This moment of trauma for the African American community, culminating in the murder of George Floyd by a Minneapolis police officer, calls upon each and every one of us to stand shoulder-to-shoulder with our black brothers and sisters in demanding both accountability and systemic change from law enforcement, the political class, and the broader society in which we live. Floyd is but the most recent in a tragic list of victims whose lives were cut short merely because of the color of their skin. We also wish to acknowledge that this systemic racism impacts a large but overlooked segment of our own community; over 30,000 of the 1.5 million practicing Hindus in the U.S. are African American.
Hindu Students Council’s vision statement is guided by a powerful three-word excerpt from the Hindu epic, The Mahabharata:
धर्मो रक्षति रक्षितः
Dharma protects those who protect it
It is clear that protecting dharma (which literally means that which upholds or sustains) means fighting for the ability of all people—regardless of their ethnicity, gender, race, or sexual orientation—to enjoy the same freedoms as we do without fear of physical harm. This is precisely what permeates Bhagavan Sri Krishna’s exhortation to Arjuna in the Bhagavad Gita— it is Arjuna’s duty to fight because his fight is against adharma, even if perpetrated by his own family.

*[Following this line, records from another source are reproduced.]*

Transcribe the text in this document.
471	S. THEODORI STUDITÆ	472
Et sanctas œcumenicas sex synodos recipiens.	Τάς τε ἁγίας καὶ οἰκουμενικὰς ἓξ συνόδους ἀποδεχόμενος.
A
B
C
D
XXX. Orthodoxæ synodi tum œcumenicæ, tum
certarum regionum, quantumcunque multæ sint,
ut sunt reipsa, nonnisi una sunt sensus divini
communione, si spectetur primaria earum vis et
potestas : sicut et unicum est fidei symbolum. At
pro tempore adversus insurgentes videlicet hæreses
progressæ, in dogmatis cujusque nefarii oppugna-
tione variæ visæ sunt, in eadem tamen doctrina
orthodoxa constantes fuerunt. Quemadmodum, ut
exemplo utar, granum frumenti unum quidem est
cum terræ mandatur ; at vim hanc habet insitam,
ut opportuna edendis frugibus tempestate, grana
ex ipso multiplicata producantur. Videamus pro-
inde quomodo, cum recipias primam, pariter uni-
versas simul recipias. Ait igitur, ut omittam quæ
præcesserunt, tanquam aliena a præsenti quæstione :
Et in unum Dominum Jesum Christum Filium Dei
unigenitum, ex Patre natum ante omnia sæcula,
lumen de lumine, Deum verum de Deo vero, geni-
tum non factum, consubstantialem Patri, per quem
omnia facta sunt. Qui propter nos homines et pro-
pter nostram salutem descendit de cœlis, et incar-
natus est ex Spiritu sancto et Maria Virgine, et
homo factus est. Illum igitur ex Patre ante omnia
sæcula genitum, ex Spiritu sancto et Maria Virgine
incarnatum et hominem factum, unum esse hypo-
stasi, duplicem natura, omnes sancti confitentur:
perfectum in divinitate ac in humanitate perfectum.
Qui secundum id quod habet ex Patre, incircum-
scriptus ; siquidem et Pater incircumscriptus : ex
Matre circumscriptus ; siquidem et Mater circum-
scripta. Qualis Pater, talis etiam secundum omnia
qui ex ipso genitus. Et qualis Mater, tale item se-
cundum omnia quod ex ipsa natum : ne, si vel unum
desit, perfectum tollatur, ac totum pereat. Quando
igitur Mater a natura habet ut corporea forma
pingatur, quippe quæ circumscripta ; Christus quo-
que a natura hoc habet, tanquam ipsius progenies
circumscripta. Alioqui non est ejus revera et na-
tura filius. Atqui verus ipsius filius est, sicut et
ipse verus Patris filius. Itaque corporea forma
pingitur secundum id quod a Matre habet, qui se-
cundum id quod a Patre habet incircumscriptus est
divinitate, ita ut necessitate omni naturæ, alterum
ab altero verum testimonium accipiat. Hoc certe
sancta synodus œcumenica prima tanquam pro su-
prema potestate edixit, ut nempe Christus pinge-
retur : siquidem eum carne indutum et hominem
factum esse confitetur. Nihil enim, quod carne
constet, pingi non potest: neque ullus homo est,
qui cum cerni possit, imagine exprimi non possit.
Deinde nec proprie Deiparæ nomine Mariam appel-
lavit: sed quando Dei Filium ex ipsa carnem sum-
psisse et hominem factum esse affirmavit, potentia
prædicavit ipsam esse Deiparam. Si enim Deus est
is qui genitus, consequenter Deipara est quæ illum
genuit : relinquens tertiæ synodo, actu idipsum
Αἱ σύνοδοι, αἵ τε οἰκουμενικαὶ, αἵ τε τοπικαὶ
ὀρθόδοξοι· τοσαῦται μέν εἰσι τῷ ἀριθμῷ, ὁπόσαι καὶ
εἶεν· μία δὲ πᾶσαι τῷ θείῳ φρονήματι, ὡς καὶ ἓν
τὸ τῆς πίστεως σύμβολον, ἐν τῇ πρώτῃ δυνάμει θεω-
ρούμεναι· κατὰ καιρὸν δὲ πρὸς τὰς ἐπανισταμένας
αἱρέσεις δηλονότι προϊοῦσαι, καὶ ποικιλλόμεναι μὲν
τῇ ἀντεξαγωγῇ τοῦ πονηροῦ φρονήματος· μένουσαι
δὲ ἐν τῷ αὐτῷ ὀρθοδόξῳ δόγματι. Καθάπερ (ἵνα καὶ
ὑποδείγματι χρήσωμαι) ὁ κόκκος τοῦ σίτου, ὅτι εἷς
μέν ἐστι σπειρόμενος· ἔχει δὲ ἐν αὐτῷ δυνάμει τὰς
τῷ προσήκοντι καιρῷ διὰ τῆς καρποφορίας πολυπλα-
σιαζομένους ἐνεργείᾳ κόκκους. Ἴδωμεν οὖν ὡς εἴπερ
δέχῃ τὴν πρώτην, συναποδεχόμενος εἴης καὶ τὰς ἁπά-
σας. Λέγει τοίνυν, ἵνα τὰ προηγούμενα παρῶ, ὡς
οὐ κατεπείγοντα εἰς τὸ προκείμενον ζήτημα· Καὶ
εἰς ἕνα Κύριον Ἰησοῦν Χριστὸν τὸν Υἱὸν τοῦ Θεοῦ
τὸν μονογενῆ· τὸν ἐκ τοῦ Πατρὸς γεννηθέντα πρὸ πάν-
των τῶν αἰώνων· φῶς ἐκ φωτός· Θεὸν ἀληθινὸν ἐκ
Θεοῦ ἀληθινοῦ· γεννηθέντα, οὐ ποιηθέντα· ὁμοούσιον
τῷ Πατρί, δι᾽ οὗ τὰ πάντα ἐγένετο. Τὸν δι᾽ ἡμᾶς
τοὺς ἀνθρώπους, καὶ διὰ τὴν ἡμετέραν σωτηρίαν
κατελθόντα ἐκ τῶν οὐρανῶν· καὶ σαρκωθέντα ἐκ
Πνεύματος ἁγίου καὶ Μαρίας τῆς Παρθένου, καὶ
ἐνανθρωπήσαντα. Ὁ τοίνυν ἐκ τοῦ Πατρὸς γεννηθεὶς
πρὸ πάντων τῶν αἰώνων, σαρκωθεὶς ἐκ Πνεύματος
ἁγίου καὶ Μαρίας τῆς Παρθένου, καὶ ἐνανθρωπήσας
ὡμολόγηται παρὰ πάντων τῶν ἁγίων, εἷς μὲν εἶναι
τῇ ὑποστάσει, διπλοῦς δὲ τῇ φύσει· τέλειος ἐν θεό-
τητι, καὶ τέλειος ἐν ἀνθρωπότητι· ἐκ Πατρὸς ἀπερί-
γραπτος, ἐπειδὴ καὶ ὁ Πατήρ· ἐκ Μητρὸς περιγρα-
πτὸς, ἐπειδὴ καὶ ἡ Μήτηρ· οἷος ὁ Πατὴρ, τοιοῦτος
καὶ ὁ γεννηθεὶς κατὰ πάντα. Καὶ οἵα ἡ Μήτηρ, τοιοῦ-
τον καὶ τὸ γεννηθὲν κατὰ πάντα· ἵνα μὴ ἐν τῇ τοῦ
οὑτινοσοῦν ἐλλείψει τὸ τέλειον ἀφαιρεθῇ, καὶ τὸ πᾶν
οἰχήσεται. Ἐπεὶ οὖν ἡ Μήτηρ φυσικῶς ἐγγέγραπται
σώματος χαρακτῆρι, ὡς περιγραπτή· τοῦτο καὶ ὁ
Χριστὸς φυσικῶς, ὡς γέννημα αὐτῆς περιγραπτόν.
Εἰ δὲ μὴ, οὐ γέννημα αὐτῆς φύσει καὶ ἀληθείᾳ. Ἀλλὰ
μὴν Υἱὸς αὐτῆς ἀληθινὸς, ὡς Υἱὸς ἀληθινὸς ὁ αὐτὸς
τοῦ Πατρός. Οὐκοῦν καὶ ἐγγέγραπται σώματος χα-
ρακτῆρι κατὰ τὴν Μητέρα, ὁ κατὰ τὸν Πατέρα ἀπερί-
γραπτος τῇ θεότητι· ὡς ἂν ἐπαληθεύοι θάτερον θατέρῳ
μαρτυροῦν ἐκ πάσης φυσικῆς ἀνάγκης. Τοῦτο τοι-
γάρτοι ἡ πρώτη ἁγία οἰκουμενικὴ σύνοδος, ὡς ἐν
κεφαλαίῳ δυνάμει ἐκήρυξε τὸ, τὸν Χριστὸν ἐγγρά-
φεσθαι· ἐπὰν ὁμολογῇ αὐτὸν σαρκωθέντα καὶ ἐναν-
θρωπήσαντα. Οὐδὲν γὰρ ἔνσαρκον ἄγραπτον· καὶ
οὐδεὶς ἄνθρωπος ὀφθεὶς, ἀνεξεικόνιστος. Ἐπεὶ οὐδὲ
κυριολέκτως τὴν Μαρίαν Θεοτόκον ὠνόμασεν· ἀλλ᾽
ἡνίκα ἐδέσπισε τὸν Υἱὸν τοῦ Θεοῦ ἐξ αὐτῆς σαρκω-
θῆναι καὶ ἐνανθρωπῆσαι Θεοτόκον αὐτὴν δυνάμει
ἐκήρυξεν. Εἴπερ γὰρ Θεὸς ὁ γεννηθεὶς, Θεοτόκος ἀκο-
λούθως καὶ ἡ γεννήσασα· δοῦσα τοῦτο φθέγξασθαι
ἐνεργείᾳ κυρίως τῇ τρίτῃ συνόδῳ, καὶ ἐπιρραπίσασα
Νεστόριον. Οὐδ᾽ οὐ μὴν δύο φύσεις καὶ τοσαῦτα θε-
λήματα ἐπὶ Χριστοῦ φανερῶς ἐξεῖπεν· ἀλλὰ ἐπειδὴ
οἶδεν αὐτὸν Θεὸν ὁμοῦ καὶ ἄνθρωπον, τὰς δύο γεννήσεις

As Hindu students, we are also guided by the Hindu ideal of samadarsana—seeing all living beings with the same compassion. The sixth verse of the Isopanisad states,
यस्तु सर्वानि भूतान्यात्मन्येवानुपश्यति ।
सर्वभूतेषु चात्मान ततो न विजुगुप्सते ॥
The Wise man, who realizes all beings as not distinct from his own Self, and his own Self as the Self of all beings, does not, by virtue of that perception, hate anyone.
While we do not wish to appropriate the African American experience in this deeply painful moment as some others deplorably have, we feel obligated to remind our fellow Hindus that when Hinduism touched down on U.S. soil in the form of Swami Vivekananda in 1893, it, too, was met with racism. The Civil Rights movement of the 1950’s and 60’s was deeply intertwined with the struggle for independence in India. The Immigration Act of 1965 through which many of our families were able to immigrate to the U.S. was made possible only by the Civil Rights movement. Last month, Hindus across the globe wept together after Hindu sadhus were mercilessly beaten to death by a mob, aided and abetted in murder by the police, in Palghar, India. Try to imagine the pain of a community that has had to endure this again and again and again. All this is to say to our African American brothers and sisters that while our experiences may be different, we recognize that the destinies of our communities are intertwined; we owe much to and have benefited from your struggle. Allyship must be our dharma.
Hinduism’s fundamental teachings call upon us to live out these ideals and meet this moment. Dharma has never been protected by sitting on the sidelines. As members of diverse campus and work communities, Hindu Students Council resolves to follow our dharma and fight for the basic right of each person to proudly live out their identity.
We urge our students: do not let physical distancing be a barrier to keep you from serving your communities. Reach out to your friends and colleagues of all backgrounds. Be a source of comfort. Be a source of support. Seek out the opportunity to be of service. Always speak out for dharma.
Today, we too say, “Black Lives Matter.”